Biography
Documentarian Frederick Wiseman has been noted for his ability to
capture the nuances of life in American institutions such as prisons,
hospitals, welfare offices, and high schools. He started out in 1963 by
producing a fictional feature film, The Cool World, an examination of
the lives of Harlem teenagers. In the beginning, Wiseman was a staunch
social reformist, and his films were calls for change.

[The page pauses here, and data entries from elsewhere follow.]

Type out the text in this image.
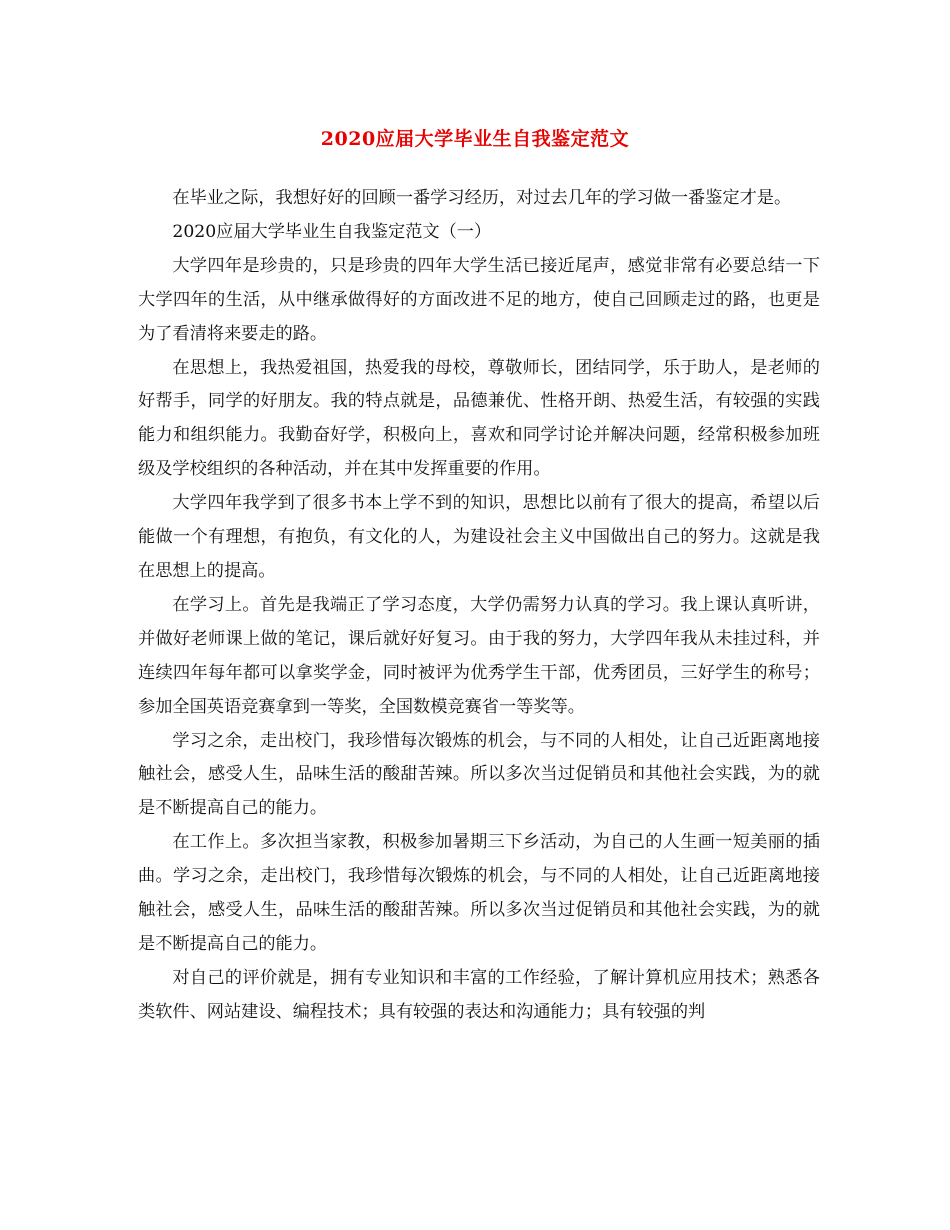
2020应届大学毕业生自我鉴定范文

在毕业之际，我想好好的回顾一番学习经历，对过去几年的学习做一番鉴定才是。

2020应届大学毕业生自我鉴定范文（一）

大学四年是珍贵的，只是珍贵的四年大学生活已接近尾声，感觉非常有必要总结一下大学四年的生活，从中继承做得好的方面改进不足的地方，使自己回顾走过的路，也更是为了看清将来要走的路。

在思想上，我热爱祖国，热爱我的母校，尊敬师长，团结同学，乐于助人，是老师的好帮手，同学的好朋友。我的特点就是，品德兼优、性格开朗、热爱生活，有较强的实践能力和组织能力。我勤奋好学，积极向上，喜欢和同学讨论并解决问题，经常积极参加班级及学校组织的各种活动，并在其中发挥重要的作用。

大学四年我学到了很多书本上学不到的知识，思想比以前有了很大的提高，希望以后能做一个有理想，有抱负，有文化的人，为建设社会主义中国做出自己的努力。这就是我在思想上的提高。

在学习上。首先是我端正了学习态度，大学仍需努力认真的学习。我上课认真听讲，并做好老师课上做的笔记，课后就好好复习。由于我的努力，大学四年我从未挂过科，并连续四年每年都可以拿奖学金，同时被评为优秀学生干部，优秀团员，三好学生的称号；参加全国英语竞赛拿到一等奖，全国数模竞赛省一等奖等。

学习之余，走出校门，我珍惜每次锻炼的机会，与不同的人相处，让自己近距离地接触社会，感受人生，品味生活的酸甜苦辣。所以多次当过促销员和其他社会实践，为的就是不断提高自己的能力。

在工作上。多次担当家教，积极参加暑期三下乡活动，为自己的人生画一短美丽的插曲。学习之余，走出校门，我珍惜每次锻炼的机会，与不同的人相处，让自己近距离地接触社会，感受人生，品味生活的酸甜苦辣。所以多次当过促销员和其他社会实践，为的就是不断提高自己的能力。

对自己的评价就是，拥有专业知识和丰富的工作经验，了解计算机应用技术；熟悉各类软件、网站建设、编程技术；具有较强的表达和沟通能力；具有较强的判
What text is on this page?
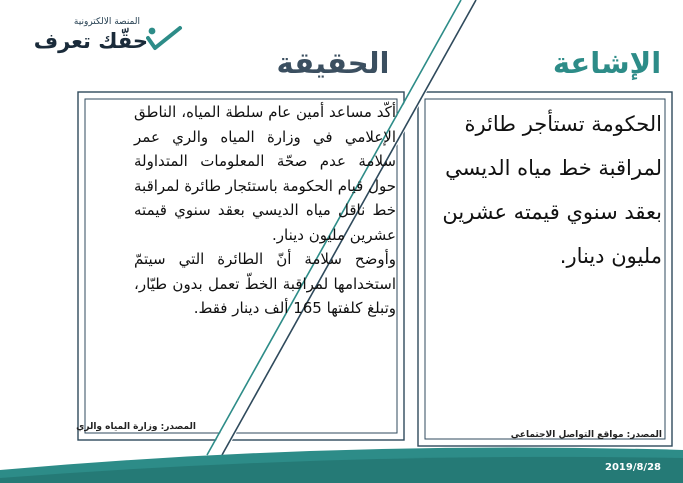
المنصة الالكترونية
حقّك تعرف
الحقيقة	الإشاعة

أكّد مساعد أمين عام سلطة المياه، الناطق الإعلامي في وزارة المياه والري عمر سلامة عدم صحّة المعلومات المتداولة حول قيام الحكومة باستئجار طائرة لمراقبة خط ناقل مياه الديسي بعقد سنوي قيمته عشرين مليون دينار.

وأوضح سلامة أنّ الطائرة التي سيتمّ استخدامها لمراقبة الخطّ تعمل بدون طيّار، وتبلغ كلفتها 165 ألف دينار فقط.

المصدر: وزارة المياه والري
الحكومة تستأجر طائرة لمراقبة خط مياه الديسي بعقد سنوي قيمته عشرين مليون دينار.
المصدر: مواقع التواصل الاجتماعي
2019/8/28
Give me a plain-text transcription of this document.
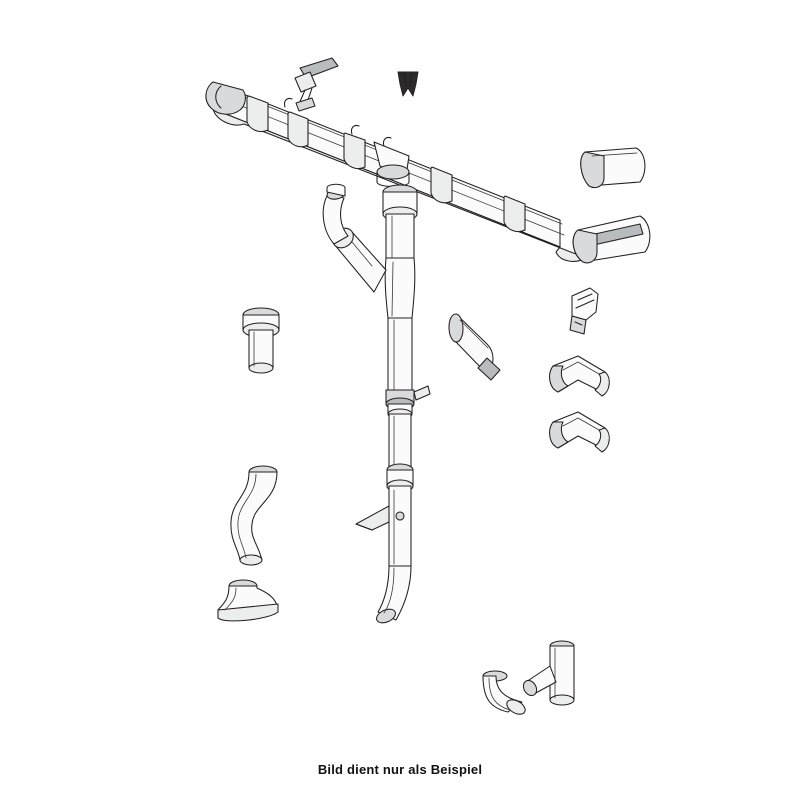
Bild dient nur als Beispiel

Titicut Follies,
his first documentary, is an exposé of life in a prison for the
criminally insane in Bridgewater, MA. It was controversial and left
Wiseman with the reputation of being a muckraker. His four subsequent
documentaries were all exposés of other tax-supported institutions
designed to show the ineffectiveness of the bureaucracy that not only
threatens to destroy them, but also dehumanizes the people they were
meant to serve. Wiseman toned down his message and began focusing more
on American culture to point out the symbolism of daily activities in
his film Primate (1974). In the ‘80s, he began examining institutions as
they relate to ideology. Unlike other documentaries, Wiseman’s work
does not progress chronologically; rather, the segments are arranged
thematically, like an essay, and are linked via rhetorical devices such
as comparison and contrast to create a patterned structure. His films
are never narrated, thereby forcing viewers to make connections between
the sequences themselves. Wiseman has occasionally returned to fictional
films, albeit in a non-fiction performance style, as with Seraphita’s
Diary (1982) and La Derniere Lettre (2002).